As frases humildes, por diversas vezes repetidas, variam de transformar quem assiste ao programa no “telespectador mais bem informado da história do Paraná” até a marca registrada de Canário: “se você tiver coragem e tempo de assistir, eu tenho coragem e tempo para mostrar.”

Tempo é mesmo o que não falta. Em quase duas horas de duração, há espaço para inúmeras ações publicitárias, reforçadas pelas declarações do apresentador como “eu já provei” e “eu tenho lá em casa”. Se as donas de casa precisarem, há ainda a opção de ganhar um carrinho de supermercado cheio de produtos de uma única marca. Basta apenas responder quantos itens há no carrinho e reforçar os laços sentimentais com a atração, respondendo “o nome do programa que respeita a família maringaense”.

Respeitar a família em seu horário de almoço é algo que o “Tribuna” faz de uma maneira singular: traz os casos mais escabrosos das delegacias da região, com direito aos pedidos de justiça do apresentador. Quem disse que abandonaram a velha fórmula de sujeitar os repórteres a entrevistar os suspeitos de tráfico e os suspeitos da cidade vizinha? Não é isso que a família precisa para se ter respeitada pela mídia? Afinal, as conhecidas trilhas de filmes de Zé do Caixão dos anos 1970, colocadas sabiamente pelos editores como fundo musical às costas dos suspeitos, ajudam a dar o clima da reportagem.

A situação tem início após as batidinhas de Canário na televisão, acordando o editor para exibir a reportagem, algo mais copiado que novela das 8, e chega ao clímax quando o apresentador se dispõe a dar a “palavra de sabedoria”. Abrem-se as cortinas para o grande espetáculo: tem encenações, braços e pernas levantados proposital e involuntariamente, até os termos singelos para definir os “assassinos de milhões”, assim chamados os suspeitos de tráfico de drogas.

Se os governantes são lembrados por suas iniciativas em plena época eleitoral, para prevenir contra a dengue ou apresentar as vagas de emprego, que dizer das instituições públicas que não têm seu nome na interminável lista dos anunciantes do programa?
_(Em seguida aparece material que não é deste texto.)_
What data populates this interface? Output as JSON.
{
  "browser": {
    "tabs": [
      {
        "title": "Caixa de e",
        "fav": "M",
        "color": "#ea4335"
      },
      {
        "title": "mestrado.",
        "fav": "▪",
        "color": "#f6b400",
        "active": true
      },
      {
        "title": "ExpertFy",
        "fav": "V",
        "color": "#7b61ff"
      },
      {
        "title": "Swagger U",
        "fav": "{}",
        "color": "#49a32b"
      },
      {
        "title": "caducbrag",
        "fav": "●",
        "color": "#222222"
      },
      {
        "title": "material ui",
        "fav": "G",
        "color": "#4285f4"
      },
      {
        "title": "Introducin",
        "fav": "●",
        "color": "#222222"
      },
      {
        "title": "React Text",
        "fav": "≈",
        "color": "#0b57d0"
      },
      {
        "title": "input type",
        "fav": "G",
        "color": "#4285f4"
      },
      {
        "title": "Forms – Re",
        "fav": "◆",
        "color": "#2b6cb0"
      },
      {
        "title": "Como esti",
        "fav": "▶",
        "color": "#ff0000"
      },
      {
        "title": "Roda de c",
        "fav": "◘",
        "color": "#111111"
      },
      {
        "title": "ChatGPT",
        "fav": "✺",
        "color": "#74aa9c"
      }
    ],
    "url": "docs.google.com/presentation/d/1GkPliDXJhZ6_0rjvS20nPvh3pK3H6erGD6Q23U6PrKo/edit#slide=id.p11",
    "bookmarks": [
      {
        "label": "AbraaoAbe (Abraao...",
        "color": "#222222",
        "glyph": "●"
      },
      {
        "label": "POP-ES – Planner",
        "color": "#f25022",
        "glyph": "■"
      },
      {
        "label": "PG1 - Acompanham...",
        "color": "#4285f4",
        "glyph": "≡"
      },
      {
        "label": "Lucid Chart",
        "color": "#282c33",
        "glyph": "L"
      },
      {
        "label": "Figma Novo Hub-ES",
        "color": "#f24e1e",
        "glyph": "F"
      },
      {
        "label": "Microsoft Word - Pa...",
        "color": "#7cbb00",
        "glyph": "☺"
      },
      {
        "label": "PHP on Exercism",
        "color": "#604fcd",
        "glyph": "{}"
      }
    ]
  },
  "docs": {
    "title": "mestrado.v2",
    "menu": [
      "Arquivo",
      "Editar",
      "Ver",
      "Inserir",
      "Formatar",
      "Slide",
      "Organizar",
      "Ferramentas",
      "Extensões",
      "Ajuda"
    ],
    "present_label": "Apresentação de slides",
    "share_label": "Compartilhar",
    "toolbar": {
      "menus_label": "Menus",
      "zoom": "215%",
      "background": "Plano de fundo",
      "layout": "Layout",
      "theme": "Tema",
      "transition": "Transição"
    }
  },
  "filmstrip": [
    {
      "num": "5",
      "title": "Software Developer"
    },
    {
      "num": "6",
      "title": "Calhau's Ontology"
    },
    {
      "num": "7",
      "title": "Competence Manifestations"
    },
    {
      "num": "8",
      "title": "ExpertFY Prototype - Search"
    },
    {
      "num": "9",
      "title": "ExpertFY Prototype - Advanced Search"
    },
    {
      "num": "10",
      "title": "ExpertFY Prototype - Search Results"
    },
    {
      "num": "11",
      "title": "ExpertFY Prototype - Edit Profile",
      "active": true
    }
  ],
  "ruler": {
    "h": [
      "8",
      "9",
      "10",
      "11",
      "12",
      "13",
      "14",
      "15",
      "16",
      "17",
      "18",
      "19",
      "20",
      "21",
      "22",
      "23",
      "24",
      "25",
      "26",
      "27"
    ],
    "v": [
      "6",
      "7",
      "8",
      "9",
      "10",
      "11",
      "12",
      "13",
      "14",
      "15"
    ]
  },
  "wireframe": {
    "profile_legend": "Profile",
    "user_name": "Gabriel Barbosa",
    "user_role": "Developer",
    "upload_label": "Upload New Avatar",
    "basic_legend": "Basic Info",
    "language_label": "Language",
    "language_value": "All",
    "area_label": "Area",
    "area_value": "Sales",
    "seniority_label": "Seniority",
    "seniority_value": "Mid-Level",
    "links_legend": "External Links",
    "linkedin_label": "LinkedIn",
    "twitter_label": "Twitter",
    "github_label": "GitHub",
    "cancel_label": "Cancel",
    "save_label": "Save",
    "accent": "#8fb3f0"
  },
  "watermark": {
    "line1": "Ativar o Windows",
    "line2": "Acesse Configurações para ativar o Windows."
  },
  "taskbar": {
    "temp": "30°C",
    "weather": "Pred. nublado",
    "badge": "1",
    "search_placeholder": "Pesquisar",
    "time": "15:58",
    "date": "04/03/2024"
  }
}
Para tais, estão reservadas críticas severas, como aos vereadores, cujas declarações polêmicas são reforçadas e repetidas na tela, para, segundo Canário, “mostrar que não temos nada a ver com isso”.

O programa, que faz o favor de informar as horas na tela e simultaneamente, com o auxilio do apresentador, vangloria-se como “o primeiro lugar em programa jornalístico”, ignorando quaisquer pesquisas de institutos medidores de audiência. Para quem ainda duvida que o diploma universitário seja indispensável ao exercício da profissão de jornalista, basta acompanhar o respeito, o show de atuação, o mundo comercial e a sede de justiça do “Tribuna da Massa”. Afinal, como Canário mesmo faz questão de reforçar: “a família paranaense merece um programa como o Tribuna”.